Note that if-statements can be nested, which would be equivalent to the elif statement in other languages. The form would be if (b) ... else if (b) ... else ....

A ternary if statement is also available:

BOOLEAN ? EXPRESSION_1 : EXPRESSION_2

Only one of the two expressions will be evaluated.

Switch statement

switch ( getchar() ) {
    case ‘0’: case ‘1’: case ‘2’: case ‘3’: case ‘4’: 
    case ‘5’: case ‘6’: case ‘7’: case ‘8’: case ‘9’:
        n_digit[c — ‘0’]++;
        break;
    case ‘ ‘: case ‘\n’: case ‘\t’:
        n_white++;
        break;
    default:
        n_other++;
        break;
}

For statement

for ( INITIALIZATION ; CONTROL ; OPERATION ) STATEMENT

The initialization, control, and operation expressions are all optional, although the semicolons must remain in place. If the control expression is omitted, a non-zero integer expression will be substituted in. Hence, the form for (;;) { ... } is an infinite loop.
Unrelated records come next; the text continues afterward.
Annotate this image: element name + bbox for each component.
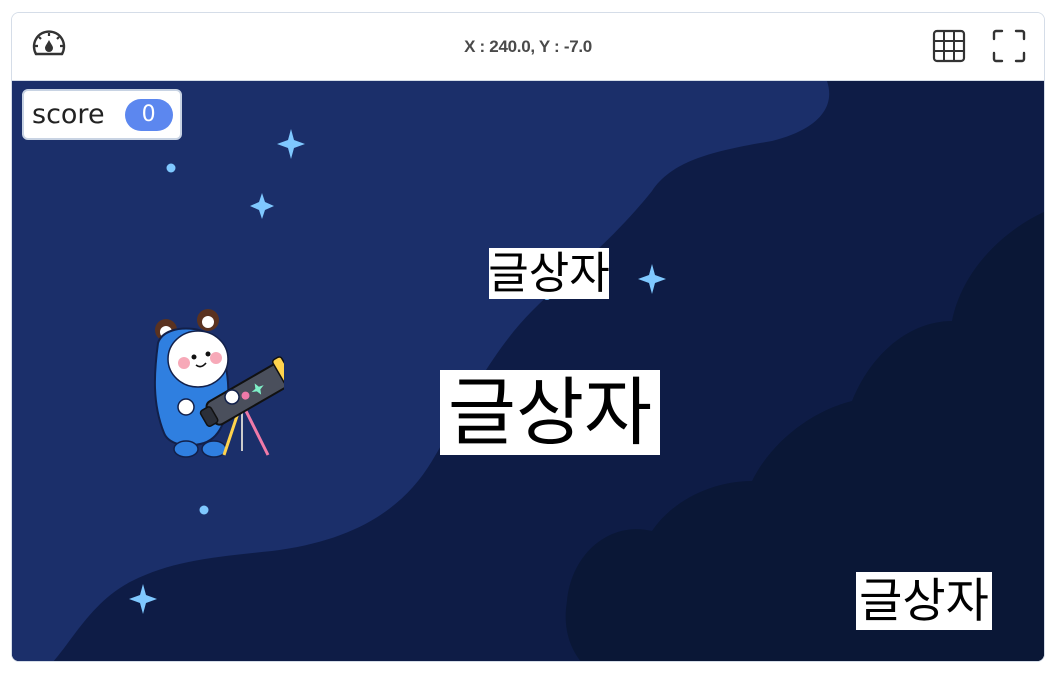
textbox-sprite-1[interactable]: 글상자 xyxy=(488,248,610,299)
score-label: score xyxy=(32,99,105,130)
fullscreen-icon[interactable] xyxy=(990,27,1028,65)
stage-canvas[interactable]: score 0 글상자 글상자 글상자 xyxy=(12,81,1044,661)
stage-toolbar: X : 240.0, Y : -7.0 xyxy=(12,13,1044,81)
mouse-coordinates: X : 240.0, Y : -7.0 xyxy=(464,37,592,56)
textbox-sprite-2[interactable]: 글상자 xyxy=(440,370,660,455)
textbox-sprite-3[interactable]: 글상자 xyxy=(856,572,992,630)
score-variable-monitor[interactable]: score 0 xyxy=(22,89,182,140)
astronaut-with-telescope-sprite[interactable] xyxy=(144,303,284,479)
score-value-badge: 0 xyxy=(124,98,173,131)
stage-frame: X : 240.0, Y : -7.0 score 0 글상자 글상자 글상자 xyxy=(11,12,1045,662)
grid-icon[interactable] xyxy=(930,27,968,65)
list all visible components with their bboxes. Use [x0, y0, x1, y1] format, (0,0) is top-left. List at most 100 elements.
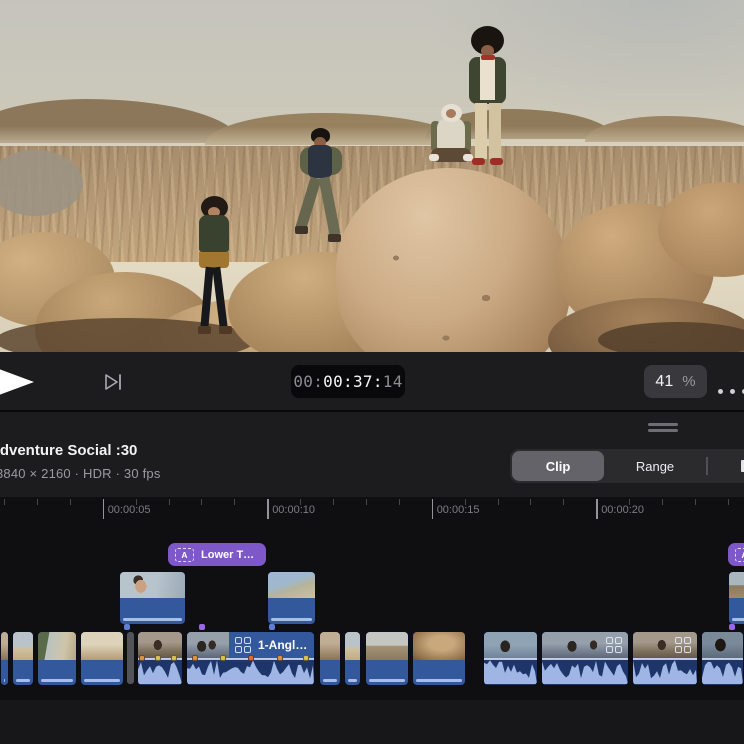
clip-marker [155, 655, 161, 661]
timeline-header: Adventure Social :30 3840 × 2160 · HDR ·… [0, 412, 744, 497]
timecode-hours: 00: [293, 372, 323, 391]
gap-clip[interactable] [127, 632, 134, 684]
multicam-icon [235, 637, 251, 653]
zoom-level-button[interactable]: 41 % [644, 365, 707, 398]
clip-marker [171, 655, 177, 661]
connected-clip[interactable] [728, 571, 744, 625]
timeline-clip[interactable] [344, 631, 361, 686]
timeline-clip[interactable] [0, 631, 9, 686]
clip-thumbnail [81, 632, 123, 660]
clip-thumbnail [320, 632, 340, 660]
clip-audio-stripe [84, 679, 120, 682]
audio-waveform [138, 659, 182, 684]
clip-marker [277, 655, 283, 661]
segment-range[interactable]: Range [604, 449, 706, 483]
timeline-clip[interactable] [137, 631, 183, 686]
timeline: 00:00:0500:00:1000:00:1500:00:20 ALower … [0, 497, 744, 744]
rock-shadow [598, 322, 744, 352]
clip-seam [702, 658, 743, 660]
timeline-clip[interactable] [483, 631, 538, 686]
title-clip-label: Lower T… [201, 549, 254, 561]
clip-thumbnail [702, 632, 743, 658]
clip-thumbnail [484, 632, 537, 658]
clip-marker [192, 655, 198, 661]
connection-dot [199, 624, 205, 630]
multicam-icon [606, 637, 622, 653]
zoom-unit: % [682, 373, 695, 390]
clip-audio-stripe [323, 679, 337, 682]
segment-divider [706, 457, 708, 475]
more-options-icon[interactable] [718, 389, 744, 395]
clip-thumbnail [120, 572, 185, 598]
clip-seam [633, 658, 697, 660]
clip-label: 1-Angl… [258, 638, 307, 652]
timeline-tracks: A Lower T… A 1-Angl… [0, 497, 744, 744]
skip-to-end-icon[interactable] [103, 372, 125, 392]
timeline-clip[interactable] [12, 631, 34, 686]
waveform-area [187, 659, 314, 685]
timeline-clip[interactable]: 1-Angl… [186, 631, 315, 686]
fcp-ipad-app: { "transport": { "timecode": {"dim_prefi… [0, 0, 744, 744]
timeline-clip[interactable] [319, 631, 341, 686]
clip-thumbnail [345, 632, 360, 660]
audio-waveform [542, 659, 628, 684]
clip-marker [303, 655, 309, 661]
trim-mode-segmented-control: Clip Range [510, 449, 744, 483]
clip-thumbnail [366, 632, 408, 660]
clip-marker [220, 655, 226, 661]
clip-thumbnail [38, 632, 76, 660]
clip-audio-stripe [4, 679, 5, 682]
resize-handle[interactable] [648, 423, 678, 435]
title-clip[interactable]: A [728, 543, 744, 566]
timeline-clip[interactable] [412, 631, 466, 686]
clip-audio-stripe [16, 679, 30, 682]
zoom-value: 41 [655, 373, 673, 391]
clip-audio-stripe [41, 679, 73, 682]
multicam-icon [675, 637, 691, 653]
figure-standing-top [460, 26, 516, 176]
clip-marker [248, 655, 254, 661]
title-icon: A [175, 548, 194, 562]
waveform-area [702, 659, 743, 685]
audio-waveform [187, 659, 314, 684]
clip-thumbnail [1, 632, 8, 660]
clip-audio-stripe [123, 618, 182, 621]
clip-thumbnail [268, 572, 315, 598]
project-specs: 3840 × 2160 · HDR · 30 fps [0, 466, 161, 481]
project-title: Adventure Social :30 [0, 442, 137, 459]
video-preview [0, 0, 744, 352]
clip-marker [139, 655, 145, 661]
clip-thumbnail [729, 572, 744, 598]
clip-audio-stripe [348, 679, 357, 682]
audio-waveform [484, 659, 537, 684]
clip-thumbnail [13, 632, 33, 660]
figure-standing-left [192, 196, 238, 346]
segment-clip[interactable]: Clip [512, 451, 604, 481]
timeline-clip[interactable] [365, 631, 409, 686]
timeline-clip[interactable] [37, 631, 77, 686]
timeline-clip[interactable] [541, 631, 629, 686]
connected-clip[interactable] [267, 571, 316, 625]
audio-waveform [702, 659, 743, 684]
connected-clip[interactable] [119, 571, 186, 625]
transport-bar: 00:00:37:14 41 % [0, 352, 744, 412]
audio-waveform [633, 659, 697, 684]
clip-audio-stripe [732, 618, 744, 621]
timeline-clip[interactable] [632, 631, 698, 686]
timeline-clip[interactable] [701, 631, 744, 686]
waveform-area [484, 659, 537, 685]
clip-audio-stripe [271, 618, 312, 621]
timecode-display[interactable]: 00:00:37:14 [291, 365, 405, 398]
waveform-area [138, 659, 182, 685]
timeline-clip[interactable] [80, 631, 124, 686]
clip-seam [484, 658, 537, 660]
title-clip[interactable]: A Lower T… [168, 543, 266, 566]
timecode-frames: 14 [383, 372, 403, 391]
connection-dot [269, 624, 275, 630]
clip-audio-stripe [416, 679, 462, 682]
clip-audio-stripe [369, 679, 405, 682]
clip-thumbnail [413, 632, 465, 660]
play-icon[interactable] [0, 365, 34, 399]
timecode-main: 00:37: [323, 372, 383, 391]
waveform-area [633, 659, 697, 685]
A for loop is syntactic sugar for the following while loop:

INITIALIZATION ;
while (CONTROL) {
    STATEMENT
    OPERATION ;
}

While statement

while ( EXPRESSION ) STATEMENT
do STATEMENT while ( EXPRESSION ) ;

The while form will evaluate the controlling expression before the body statement. The do-while form will evaluate the controlling expression after the body statement, which guarantees that the body statement will be evaluated at least once.

The standard library

Input/output (stdio)

getchar

int getchar()

Returns either a char-sized character value, or an int-sized EOF when the stream is closed.

Compilation

Compile a program with cc program.c. An executable file called a.out will be generated.

To compile a program comprising multiple source files, run cc file1.c file2.c file3.c. It will generate the files file1.o, file2.o, and file3.o, which are “object files”, as well as the executable a.out.
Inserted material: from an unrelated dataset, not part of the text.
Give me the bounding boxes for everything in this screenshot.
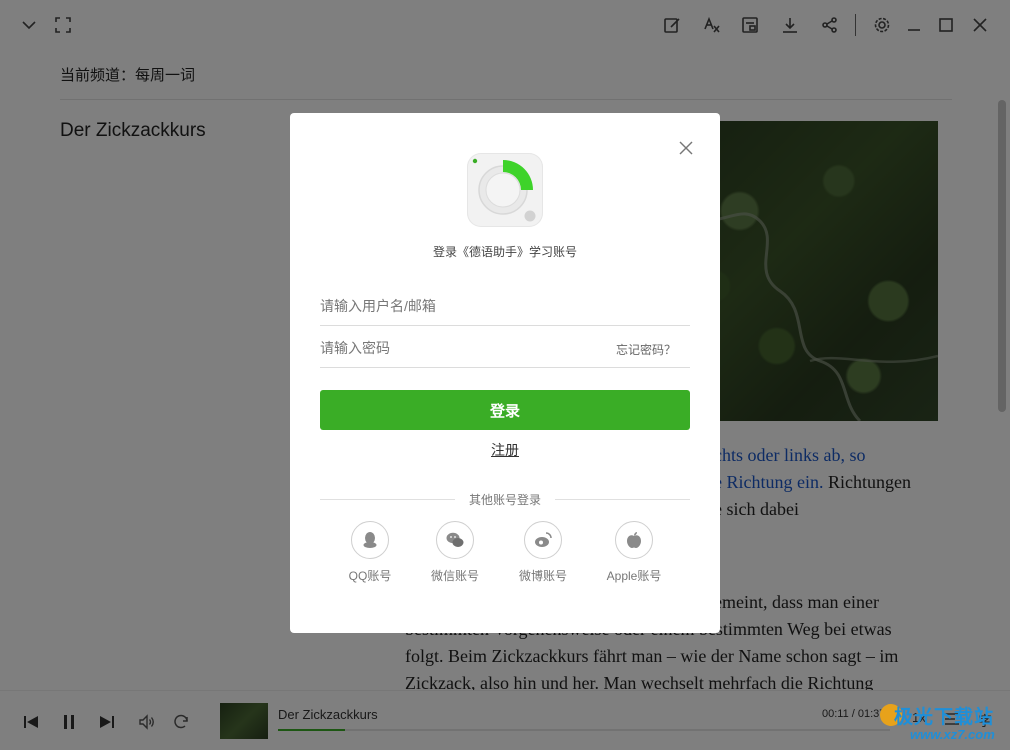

When only one source file has been changed, object files can be used in place of the unchanged source files. For example, if we only need to recompile the file file1.c, we can run the command cc file1.c file2.o file3.o.

Entry point

The entry point to a program must be a function called main with the following prototype:

int main(int argc, char **argv);

The value of argc is the number of command-line arguments that the program was called with. The value of argv is an array of strings, with each string being one of the command-line arguments that the program was called with. By convention, argv[0] is the name by which the program was invoked. argv[argc] is defined to be a null pointer.